The relationship has proven to be richly rewarding—and enduring—for Kingston, his alma mater, and scores of students he has nurtured in his own academic career.
Learning at Cornell was “undeniably and indelibly transforming,” said Kingston, now Dr. Kingston, superintendent of Chelsea Public Schools, a small but hard-pressed urban district in Massachusetts once among the poorest performing school systems in the state. But the district has benefitted of late from all that Kingston learned from what he calls “the professorial Cornell giants of my life.”
Winifred Van Etten, Elizabeth Isaacs, Bill Heywood, Robert Triplett, Fran Pray, and others honed his skills of written communication, oral persuasion, and insight into the human soul, all of which he relies upon daily in his work in Chelsea.
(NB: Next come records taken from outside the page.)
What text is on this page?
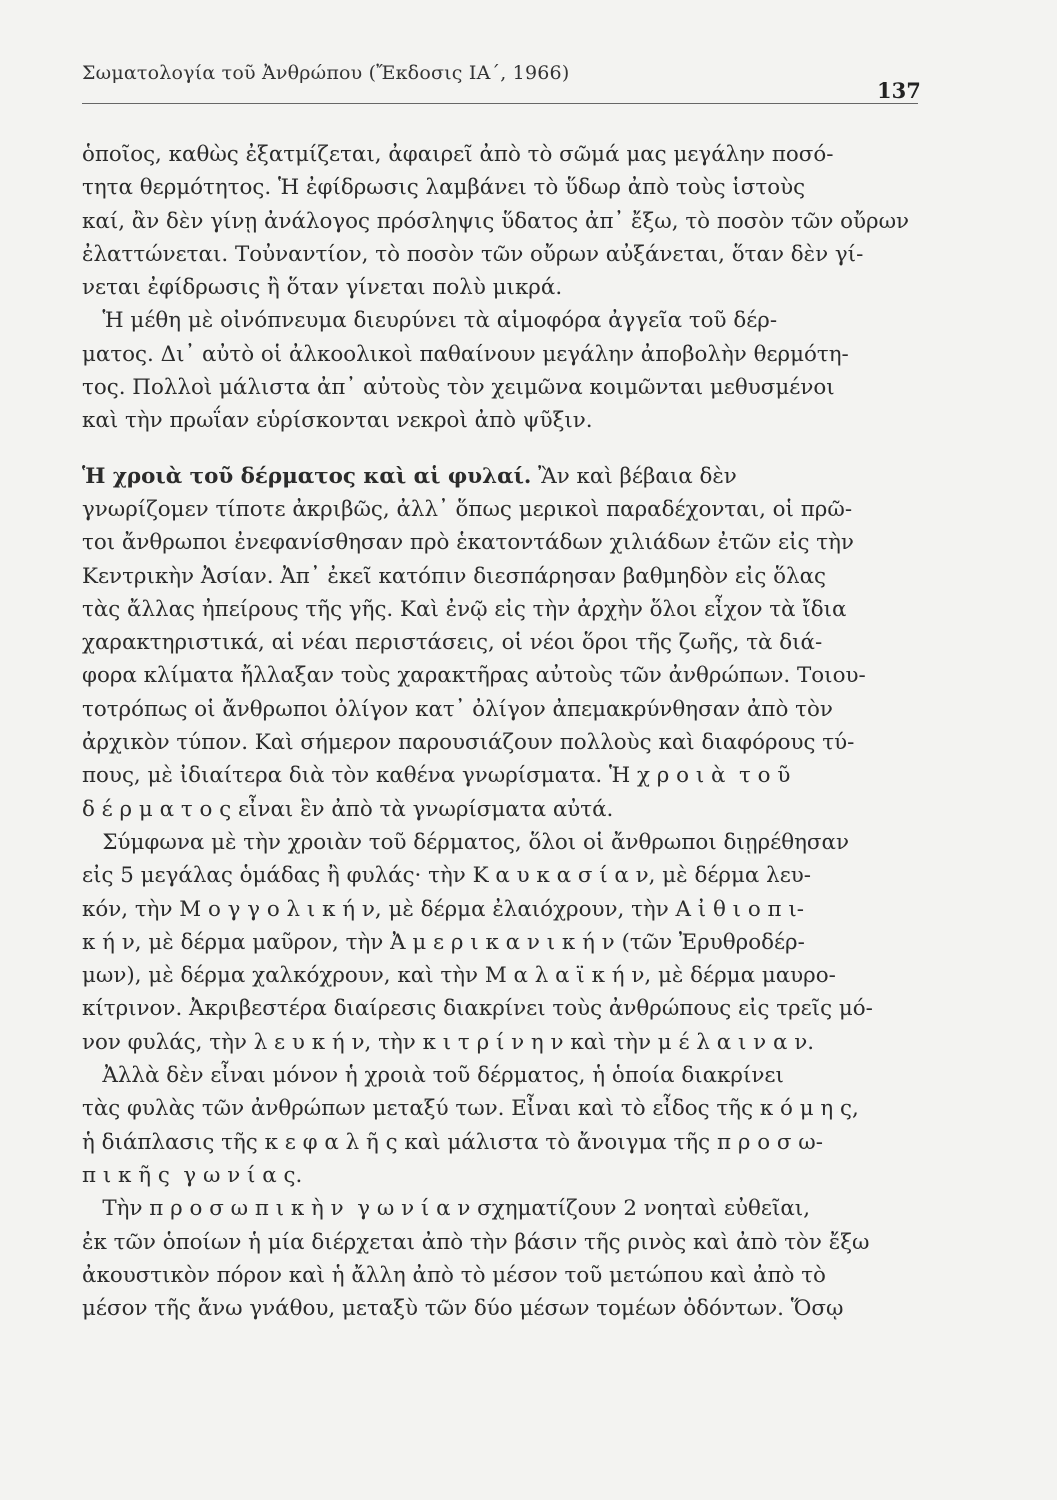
Σωματολογία τοῦ Ἀνθρώπου (Ἔκδοσις ΙΑ΄, 1966)
137
ὁποῖος, καθὼς ἐξατμίζεται, ἀφαιρεῖ ἀπὸ τὸ σῶμά μας μεγάλην ποσό-
τητα θερμότητος. Ἡ ἐφίδρωσις λαμβάνει τὸ ὕδωρ ἀπὸ τοὺς ἱστοὺς
καί, ἂν δὲν γίνῃ ἀνάλογος πρόσληψις ὕδατος ἀπ᾿ ἔξω, τὸ ποσὸν τῶν οὔρων
ἐλαττώνεται. Τοὐναντίον, τὸ ποσὸν τῶν οὔρων αὐξάνεται, ὅταν δὲν γί-
νεται ἐφίδρωσις ἢ ὅταν γίνεται πολὺ μικρά.
Ἡ μέθη μὲ οἰνόπνευμα διευρύνει τὰ αἱμοφόρα ἀγγεῖα τοῦ δέρ-
ματος. Δι᾿ αὐτὸ οἱ ἀλκοολικοὶ παθαίνουν μεγάλην ἀποβολὴν θερμότη-
τος. Πολλοὶ μάλιστα ἀπ᾿ αὐτοὺς τὸν χειμῶνα κοιμῶνται μεθυσμένοι
καὶ τὴν πρωΐαν εὑρίσκονται νεκροὶ ἀπὸ ψῦξιν.
Ἡ χροιὰ τοῦ δέρματος καὶ αἱ φυλαί. Ἂν καὶ βέβαια δὲν
γνωρίζομεν τίποτε ἀκριβῶς, ἀλλ᾿ ὅπως μερικοὶ παραδέχονται, οἱ πρῶ-
τοι ἄνθρωποι ἐνεφανίσθησαν πρὸ ἑκατοντάδων χιλιάδων ἐτῶν εἰς τὴν
Κεντρικὴν Ἀσίαν. Ἀπ᾿ ἐκεῖ κατόπιν διεσπάρησαν βαθμηδὸν εἰς ὅλας
τὰς ἄλλας ἠπείρους τῆς γῆς. Καὶ ἐνῷ εἰς τὴν ἀρχὴν ὅλοι εἶχον τὰ ἴδια
χαρακτηριστικά, αἱ νέαι περιστάσεις, οἱ νέοι ὅροι τῆς ζωῆς, τὰ διά-
φορα κλίματα ἤλλαξαν τοὺς χαρακτῆρας αὐτοὺς τῶν ἀνθρώπων. Τοιου-
τοτρόπως οἱ ἄνθρωποι ὀλίγον κατ᾿ ὀλίγον ἀπεμακρύνθησαν ἀπὸ τὸν
ἀρχικὸν τύπον. Καὶ σήμερον παρουσιάζουν πολλοὺς καὶ διαφόρους τύ-
πους, μὲ ἰδιαίτερα διὰ τὸν καθένα γνωρίσματα. Ἡ χ ρ ο ι ὰ  τ ο ῦ
δ έ ρ μ α τ ο ς εἶναι ἓν ἀπὸ τὰ γνωρίσματα αὐτά.
Σύμφωνα μὲ τὴν χροιὰν τοῦ δέρματος, ὅλοι οἱ ἄνθρωποι διῃρέθησαν
εἰς 5 μεγάλας ὁμάδας ἢ φυλάς· τὴν Κ α υ κ α σ ί α ν, μὲ δέρμα λευ-
κόν, τὴν Μ ο γ γ ο λ ι κ ή ν, μὲ δέρμα ἐλαιόχρουν, τὴν Α ἰ θ ι ο π ι-
κ ή ν, μὲ δέρμα μαῦρον, τὴν Ἀ μ ε ρ ι κ α ν ι κ ή ν (τῶν Ἐρυθροδέρ-
μων), μὲ δέρμα χαλκόχρουν, καὶ τὴν Μ α λ α ϊ κ ή ν, μὲ δέρμα μαυρο-
κίτρινον. Ἀκριβεστέρα διαίρεσις διακρίνει τοὺς ἀνθρώπους εἰς τρεῖς μό-
νον φυλάς, τὴν λ ε υ κ ή ν, τὴν κ ι τ ρ ί ν η ν καὶ τὴν μ έ λ α ι ν α ν.
Ἀλλὰ δὲν εἶναι μόνον ἡ χροιὰ τοῦ δέρματος, ἡ ὁποία διακρίνει
τὰς φυλὰς τῶν ἀνθρώπων μεταξύ των. Εἶναι καὶ τὸ εἶδος τῆς κ ό μ η ς,
ἡ διάπλασις τῆς κ ε φ α λ ῆ ς καὶ μάλιστα τὸ ἄνοιγμα τῆς π ρ ο σ ω-
π ι κ ῆ ς  γ ω ν ί α ς.
Τὴν π ρ ο σ ω π ι κ ὴ ν  γ ω ν ί α ν σχηματίζουν 2 νοηταὶ εὐθεῖαι,
ἐκ τῶν ὁποίων ἡ μία διέρχεται ἀπὸ τὴν βάσιν τῆς ρινὸς καὶ ἀπὸ τὸν ἔξω
ἀκουστικὸν πόρον καὶ ἡ ἄλλη ἀπὸ τὸ μέσον τοῦ μετώπου καὶ ἀπὸ τὸ
μέσον τῆς ἄνω γνάθου, μεταξὺ τῶν δύο μέσων τομέων ὀδόντων. Ὅσῳ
Kingston has used these skills throughout his career. Fresh from Cornell, Kingston worked for a time as a high school English teacher. He went on to become a professor at Boston University and a senior executive at the National Endowment for the Humanities. He later earned a master of arts in teaching degree from Yale, and a Ph.D. from Northwestern University.
At each step, Kingston’s Cornell English degree has proven invaluable.
“As various subsequent jobs unfolded, my Cornell training in literature, my evolution as a prose writer, and my empathy for the acmes and nadirs of human experience gleaned from literature granted me administrative skills that have proved useful,” he said.
Kingston’s other skills allow him to communicate with audiences in a different way. He’s the organist and choirmaster for the Church of our Saviour in Arlington, Mass.
And Kingston and wife Sue Leigh Kingston ’67 maintain close relationships with Hilltop friends, and repay their debt of gratitude to Cornell as donors and frequent visitors.
“The emotional and social elastic continually snaps us back to Mount Vernon,” Kingston said.